[Resource Topic] 2024/1761: Resilience-Optimal Lightweight High-threshold Asynchronous Verifiable Secret Sharing

Welcome to the resource topic for 2024/1761

Title:
Resilience-Optimal Lightweight High-threshold Asynchronous Verifiable Secret Sharing

Authors: Hao Cheng, Jiliang Li, Yizhong Liu, Yuan Lu, Weizhi Meng, Zhenfeng Zhang

Abstract:

Shoup and Smart (SS24) recently introduced a lightweight asynchronous verifiable secret sharing (AVSS) protocol with optimal resilience directly from cryptographic hash functions (JoC 2024), offering plausible quantum resilience and computational efficiency. However, SS24 AVSS only achieves standard secrecy to keep the secret confidential against n/3 corrupted parties \textit{if no honest party publishes its share}. In contrast, from ``heavyweight’’ public-key cryptography, one can realize so-called \textit{high-threshold} asynchronous verifiable secret sharing (HAVSS), with a stronger \textit{high-threshold} secrecy to tolerate n/3 corrupted parties and additional leaked shares from n/3 honest parties. This raises the following question: can we bridge the remaining gap to design an efficient HAVSS using only lightweight cryptography?

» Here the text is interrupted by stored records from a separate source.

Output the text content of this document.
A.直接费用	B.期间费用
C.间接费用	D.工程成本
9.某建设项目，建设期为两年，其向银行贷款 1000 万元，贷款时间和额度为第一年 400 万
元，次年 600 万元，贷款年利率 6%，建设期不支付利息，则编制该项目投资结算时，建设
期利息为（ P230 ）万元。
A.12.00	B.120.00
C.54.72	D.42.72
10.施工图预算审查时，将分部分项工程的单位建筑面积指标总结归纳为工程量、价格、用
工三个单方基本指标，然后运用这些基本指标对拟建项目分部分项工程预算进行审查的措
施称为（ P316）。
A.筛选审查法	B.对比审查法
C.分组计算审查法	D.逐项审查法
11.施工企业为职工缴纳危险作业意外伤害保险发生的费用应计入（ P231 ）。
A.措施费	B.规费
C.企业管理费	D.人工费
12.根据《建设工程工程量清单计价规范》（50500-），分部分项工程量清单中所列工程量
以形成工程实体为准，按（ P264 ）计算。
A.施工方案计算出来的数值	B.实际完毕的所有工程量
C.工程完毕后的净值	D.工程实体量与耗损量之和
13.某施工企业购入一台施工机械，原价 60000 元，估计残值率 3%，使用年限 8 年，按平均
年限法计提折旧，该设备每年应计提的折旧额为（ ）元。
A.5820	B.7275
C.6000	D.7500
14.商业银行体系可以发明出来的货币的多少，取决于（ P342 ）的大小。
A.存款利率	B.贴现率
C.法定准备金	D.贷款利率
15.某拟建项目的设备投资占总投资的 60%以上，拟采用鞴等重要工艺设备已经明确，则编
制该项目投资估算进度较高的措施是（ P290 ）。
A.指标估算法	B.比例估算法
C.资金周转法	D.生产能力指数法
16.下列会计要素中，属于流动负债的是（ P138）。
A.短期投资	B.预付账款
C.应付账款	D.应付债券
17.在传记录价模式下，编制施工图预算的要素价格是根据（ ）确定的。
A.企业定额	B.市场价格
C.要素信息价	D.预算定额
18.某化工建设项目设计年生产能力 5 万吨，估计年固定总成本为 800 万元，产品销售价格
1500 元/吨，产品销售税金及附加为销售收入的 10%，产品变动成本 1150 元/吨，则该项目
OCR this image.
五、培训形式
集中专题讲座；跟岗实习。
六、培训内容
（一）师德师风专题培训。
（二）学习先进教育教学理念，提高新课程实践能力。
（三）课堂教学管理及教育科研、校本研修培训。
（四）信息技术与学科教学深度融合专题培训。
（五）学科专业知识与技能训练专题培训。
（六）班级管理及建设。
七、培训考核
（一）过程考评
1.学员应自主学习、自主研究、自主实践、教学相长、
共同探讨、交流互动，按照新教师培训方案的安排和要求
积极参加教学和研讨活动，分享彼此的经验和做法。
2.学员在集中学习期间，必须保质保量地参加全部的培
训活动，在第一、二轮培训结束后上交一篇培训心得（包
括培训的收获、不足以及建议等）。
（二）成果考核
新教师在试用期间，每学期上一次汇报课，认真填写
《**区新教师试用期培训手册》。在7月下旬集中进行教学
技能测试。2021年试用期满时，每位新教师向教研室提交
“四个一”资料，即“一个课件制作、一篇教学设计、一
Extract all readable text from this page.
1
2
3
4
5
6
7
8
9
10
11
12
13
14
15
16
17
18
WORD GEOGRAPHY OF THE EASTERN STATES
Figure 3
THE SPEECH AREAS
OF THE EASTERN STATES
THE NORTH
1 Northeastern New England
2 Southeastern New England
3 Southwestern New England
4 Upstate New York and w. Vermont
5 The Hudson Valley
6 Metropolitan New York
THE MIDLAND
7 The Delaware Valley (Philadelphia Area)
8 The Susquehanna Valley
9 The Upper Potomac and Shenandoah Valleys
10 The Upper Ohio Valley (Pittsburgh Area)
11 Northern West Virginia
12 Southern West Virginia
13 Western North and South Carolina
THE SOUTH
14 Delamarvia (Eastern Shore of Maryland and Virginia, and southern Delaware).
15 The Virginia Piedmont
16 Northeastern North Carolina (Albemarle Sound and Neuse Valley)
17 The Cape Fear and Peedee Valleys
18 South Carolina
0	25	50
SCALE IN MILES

We answer the question in the affirmative by presenting a lightweight HAVSS with optimal resilience. When executing across n parties to share a secret, it attains a worst-case communication complexity of \Tilde{\bigO}(\lambda n^3) (where \lambda is the cryptographic security parameter) and realizes high-threshold secrecy to tolerate a fully asynchronous adversary that can control t= \lfloor \frac{n-1}{3} \rfloor malicious parties and also learn t additional secret shares from some honest parties.
The (worst-case) communication complexity of our lightweight HAVSS protocol matches that of SS24 AVSS—the state-of-the-art lightweight AVSS without high-threshold secrecy.
Notably, our design is a direct and concretely efficient reduction to hash functions in the random oracle model, without extra setup assumptions like CRS/PKI or heavy intermediate steps like hash-based zk-STARK.